L’appello per la Terra Santa
Profonda preoccupazione il Consiglio Ecumenico delle Chiese esprime anche per i recenti eventi verificatisi in Palestina e in Israele, che riflettono “un peggioramento della situazione” nella ricerca di una pace giusta tra i popoli della Terra Santa, e per le conseguenze socio-economiche provocate dalla pandemia di Covid-19. L’organismo ecumenico richiama l’apprensione dei capi delle Chiese e dei leader religiosi della Terra Santa riguardo gli insediamenti e le attività dei coloni israeliani sostenute dalle autorità all’interno della Città Vecchia di Gerusalemme, i cambiamenti nello Status Quo, le minacce alla identità multireligiosa, gli sfratti ai palestinesi dalle loro case e le restrizioni ad attività culturali palestinesi.
Atti discriminatori nei confronti dei palestinesi
Il Coe critica poi il ministro della Difesa israeliano Binyamin Gantz che ha definito 6 organizzazioni non governative palestinesi, impegnate nella difesa dei diritti umani, gruppi terroristici per presunti legami con il Fronte Popolare per la Liberazione della Palestina, e ritiene la decisione un attacco al movimento palestinese per i diritti umani. Ricorda poi che le autorità israeliane stanno portando avanti progetti per oltre tremila nuove case fra gli insediamenti ebraici nella Cisgiordania occupata. Un’espansione, per in Consiglio Ecumenico delle Chiese, contraria al diritto internazionale e alla quarta Convenzione di Ginevra, che fa vacillare le speranze per un futuro pacifico. E poi ci sono i circa 300 palestinesi che rischiano lo sgombero forzato dalle loro case nel quartiere di Sheikh Jarrah, a Gerusalemme Est – dove vivono dal 1956 in base a un accordo tra l’Agenzia delle Nazioni Unite per il soccorso e l’occupazione (UNRWA) e il Regno hashemita di Giordania – e gli atti di vandalismo da parte di coloni israeliani che hanno danneggiato la raccolta delle olive di molte famiglie palestinesi. Ad oggi, riferisce il Coe, sono stati registrati 28 incidenti in questa stagione di raccolta, 1415 alberi sono stati danneggiati e centinaia di chilogrammi di olive sono state rubate.
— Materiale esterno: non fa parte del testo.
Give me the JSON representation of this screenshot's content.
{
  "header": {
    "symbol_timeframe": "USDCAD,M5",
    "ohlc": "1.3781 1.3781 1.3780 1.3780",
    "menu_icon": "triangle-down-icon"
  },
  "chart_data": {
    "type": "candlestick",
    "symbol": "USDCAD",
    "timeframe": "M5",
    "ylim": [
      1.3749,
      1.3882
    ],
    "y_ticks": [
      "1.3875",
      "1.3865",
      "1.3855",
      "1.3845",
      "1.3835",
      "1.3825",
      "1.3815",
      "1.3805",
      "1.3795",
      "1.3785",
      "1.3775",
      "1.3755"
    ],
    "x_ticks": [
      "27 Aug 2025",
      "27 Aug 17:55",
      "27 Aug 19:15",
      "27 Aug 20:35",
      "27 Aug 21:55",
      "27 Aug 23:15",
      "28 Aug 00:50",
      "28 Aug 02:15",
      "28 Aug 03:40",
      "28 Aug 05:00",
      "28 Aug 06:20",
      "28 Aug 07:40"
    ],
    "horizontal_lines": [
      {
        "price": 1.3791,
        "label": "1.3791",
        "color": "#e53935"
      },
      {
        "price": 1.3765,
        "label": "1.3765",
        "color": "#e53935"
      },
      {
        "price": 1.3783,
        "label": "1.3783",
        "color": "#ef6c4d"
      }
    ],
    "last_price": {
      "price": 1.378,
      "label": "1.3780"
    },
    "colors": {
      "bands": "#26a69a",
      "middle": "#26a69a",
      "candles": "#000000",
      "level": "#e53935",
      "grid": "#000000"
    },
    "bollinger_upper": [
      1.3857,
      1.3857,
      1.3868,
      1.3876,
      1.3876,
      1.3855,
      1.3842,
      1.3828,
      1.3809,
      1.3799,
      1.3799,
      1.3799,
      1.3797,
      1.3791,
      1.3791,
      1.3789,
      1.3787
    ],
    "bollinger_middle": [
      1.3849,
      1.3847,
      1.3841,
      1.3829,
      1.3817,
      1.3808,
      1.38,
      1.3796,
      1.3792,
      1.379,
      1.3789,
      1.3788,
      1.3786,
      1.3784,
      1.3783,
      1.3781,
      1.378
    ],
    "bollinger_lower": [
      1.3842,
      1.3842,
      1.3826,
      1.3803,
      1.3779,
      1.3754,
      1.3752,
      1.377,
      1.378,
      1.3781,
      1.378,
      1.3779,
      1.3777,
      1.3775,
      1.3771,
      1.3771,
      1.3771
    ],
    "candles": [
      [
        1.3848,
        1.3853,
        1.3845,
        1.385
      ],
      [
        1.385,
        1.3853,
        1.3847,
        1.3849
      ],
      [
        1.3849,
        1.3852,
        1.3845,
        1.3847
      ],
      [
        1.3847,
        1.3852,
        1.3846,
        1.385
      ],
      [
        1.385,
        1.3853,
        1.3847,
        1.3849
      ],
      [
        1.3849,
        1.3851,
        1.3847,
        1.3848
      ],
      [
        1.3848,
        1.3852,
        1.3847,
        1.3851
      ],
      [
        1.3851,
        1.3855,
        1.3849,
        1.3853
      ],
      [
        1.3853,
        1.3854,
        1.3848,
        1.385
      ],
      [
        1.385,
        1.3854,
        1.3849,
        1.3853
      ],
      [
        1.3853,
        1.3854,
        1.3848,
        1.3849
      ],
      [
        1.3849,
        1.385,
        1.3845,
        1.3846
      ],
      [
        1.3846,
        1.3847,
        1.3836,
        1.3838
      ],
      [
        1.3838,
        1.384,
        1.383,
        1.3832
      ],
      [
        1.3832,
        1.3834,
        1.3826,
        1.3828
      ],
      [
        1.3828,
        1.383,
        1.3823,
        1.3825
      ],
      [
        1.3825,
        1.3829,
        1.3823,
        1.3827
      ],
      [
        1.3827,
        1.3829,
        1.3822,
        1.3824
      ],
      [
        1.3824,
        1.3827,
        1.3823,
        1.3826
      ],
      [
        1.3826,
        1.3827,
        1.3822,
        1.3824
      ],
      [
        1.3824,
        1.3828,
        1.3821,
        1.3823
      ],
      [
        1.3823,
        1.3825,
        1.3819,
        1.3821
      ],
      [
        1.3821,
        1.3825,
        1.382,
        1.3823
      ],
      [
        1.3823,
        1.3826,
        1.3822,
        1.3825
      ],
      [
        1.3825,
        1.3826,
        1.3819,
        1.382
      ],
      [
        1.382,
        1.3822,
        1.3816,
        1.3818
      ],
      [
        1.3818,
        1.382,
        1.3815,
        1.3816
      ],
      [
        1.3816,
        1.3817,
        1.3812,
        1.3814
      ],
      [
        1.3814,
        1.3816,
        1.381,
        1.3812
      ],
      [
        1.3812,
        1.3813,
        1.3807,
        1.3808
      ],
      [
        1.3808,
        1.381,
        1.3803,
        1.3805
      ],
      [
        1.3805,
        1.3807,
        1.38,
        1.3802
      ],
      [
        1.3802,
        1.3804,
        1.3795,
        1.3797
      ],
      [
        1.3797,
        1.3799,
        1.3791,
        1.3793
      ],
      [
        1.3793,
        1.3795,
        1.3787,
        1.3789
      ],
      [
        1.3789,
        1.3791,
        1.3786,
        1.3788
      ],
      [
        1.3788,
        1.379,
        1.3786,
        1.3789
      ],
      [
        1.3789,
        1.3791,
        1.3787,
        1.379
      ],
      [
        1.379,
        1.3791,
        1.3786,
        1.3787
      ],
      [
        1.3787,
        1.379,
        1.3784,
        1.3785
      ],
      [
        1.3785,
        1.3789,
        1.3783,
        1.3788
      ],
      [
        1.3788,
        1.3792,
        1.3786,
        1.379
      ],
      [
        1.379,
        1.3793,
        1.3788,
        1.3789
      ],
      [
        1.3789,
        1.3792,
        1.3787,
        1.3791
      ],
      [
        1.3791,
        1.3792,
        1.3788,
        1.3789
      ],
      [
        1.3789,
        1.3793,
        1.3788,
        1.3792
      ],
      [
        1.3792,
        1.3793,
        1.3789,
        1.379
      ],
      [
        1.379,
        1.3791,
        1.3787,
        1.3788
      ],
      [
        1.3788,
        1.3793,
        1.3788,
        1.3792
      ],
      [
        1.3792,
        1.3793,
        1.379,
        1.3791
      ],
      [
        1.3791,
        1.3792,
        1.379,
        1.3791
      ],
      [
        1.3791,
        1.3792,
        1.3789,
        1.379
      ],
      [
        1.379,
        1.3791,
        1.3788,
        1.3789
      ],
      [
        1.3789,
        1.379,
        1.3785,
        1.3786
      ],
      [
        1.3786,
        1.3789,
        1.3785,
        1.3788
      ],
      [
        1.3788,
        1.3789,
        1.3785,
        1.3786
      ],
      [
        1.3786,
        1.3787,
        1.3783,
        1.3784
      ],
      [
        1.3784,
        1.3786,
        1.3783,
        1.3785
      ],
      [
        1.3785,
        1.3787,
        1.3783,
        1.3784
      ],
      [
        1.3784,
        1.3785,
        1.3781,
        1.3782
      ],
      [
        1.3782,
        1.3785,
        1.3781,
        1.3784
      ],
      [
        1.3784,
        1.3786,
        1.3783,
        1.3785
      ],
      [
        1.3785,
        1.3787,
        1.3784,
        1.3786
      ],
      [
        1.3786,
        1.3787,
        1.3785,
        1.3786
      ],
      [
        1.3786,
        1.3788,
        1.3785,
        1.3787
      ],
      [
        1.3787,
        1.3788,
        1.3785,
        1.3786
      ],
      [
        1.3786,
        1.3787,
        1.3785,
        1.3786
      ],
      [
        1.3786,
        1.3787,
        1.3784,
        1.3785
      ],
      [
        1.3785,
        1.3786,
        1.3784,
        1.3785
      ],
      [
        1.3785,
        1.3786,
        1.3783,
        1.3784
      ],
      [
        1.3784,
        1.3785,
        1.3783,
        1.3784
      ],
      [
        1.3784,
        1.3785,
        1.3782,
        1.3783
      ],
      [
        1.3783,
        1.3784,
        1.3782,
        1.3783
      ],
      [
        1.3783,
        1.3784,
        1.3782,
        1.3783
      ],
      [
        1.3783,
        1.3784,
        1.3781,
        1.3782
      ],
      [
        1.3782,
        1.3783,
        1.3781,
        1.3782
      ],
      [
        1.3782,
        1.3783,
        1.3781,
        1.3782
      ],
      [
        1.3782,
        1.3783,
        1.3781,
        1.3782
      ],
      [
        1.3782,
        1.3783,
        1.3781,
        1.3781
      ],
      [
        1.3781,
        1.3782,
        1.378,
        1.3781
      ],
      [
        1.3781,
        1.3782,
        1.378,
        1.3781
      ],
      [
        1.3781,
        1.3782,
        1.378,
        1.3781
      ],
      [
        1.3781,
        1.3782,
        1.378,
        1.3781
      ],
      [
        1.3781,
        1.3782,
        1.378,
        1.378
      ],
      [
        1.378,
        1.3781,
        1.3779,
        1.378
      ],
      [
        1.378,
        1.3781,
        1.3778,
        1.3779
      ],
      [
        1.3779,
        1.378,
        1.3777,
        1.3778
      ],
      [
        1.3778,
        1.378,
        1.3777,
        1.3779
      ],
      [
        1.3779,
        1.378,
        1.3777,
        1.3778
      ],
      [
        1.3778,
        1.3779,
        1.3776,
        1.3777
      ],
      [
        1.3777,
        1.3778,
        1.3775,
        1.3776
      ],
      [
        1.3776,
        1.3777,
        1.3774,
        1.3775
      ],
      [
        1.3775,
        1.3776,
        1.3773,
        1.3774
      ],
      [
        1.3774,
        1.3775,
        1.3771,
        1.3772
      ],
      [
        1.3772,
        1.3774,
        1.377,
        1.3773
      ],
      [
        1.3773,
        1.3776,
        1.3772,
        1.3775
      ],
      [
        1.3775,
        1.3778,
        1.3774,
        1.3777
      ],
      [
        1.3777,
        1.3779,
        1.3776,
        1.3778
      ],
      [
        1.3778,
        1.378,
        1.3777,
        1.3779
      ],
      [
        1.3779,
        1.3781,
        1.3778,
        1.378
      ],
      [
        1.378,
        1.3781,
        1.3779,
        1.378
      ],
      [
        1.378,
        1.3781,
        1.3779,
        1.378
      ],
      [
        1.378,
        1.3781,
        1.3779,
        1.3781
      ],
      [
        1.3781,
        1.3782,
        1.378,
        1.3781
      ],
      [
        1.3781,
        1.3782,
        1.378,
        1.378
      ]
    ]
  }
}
Pregare e agire per una pacifica convivenza
L’organismo ecumenico conclude la sua dichiarazione assicurando la preghiera ed incoraggiando i pellegrinaggi in Terra Santa, per sostenere l’economia palestinese, sostiene che una pace giusta e sostenibile non può essere costruita con la violenza e l’ingiustizia ed esorta tutti i cristiani e le persone di buona volontà a pregare e agire per mantenere viva la speranza per la pace, la giustizia, la dignità e il riconoscimento dei diritti, sia per i palestinesi che per gli israeliani, e per una soluzione pacifica della situazione secondo il diritto internazionale.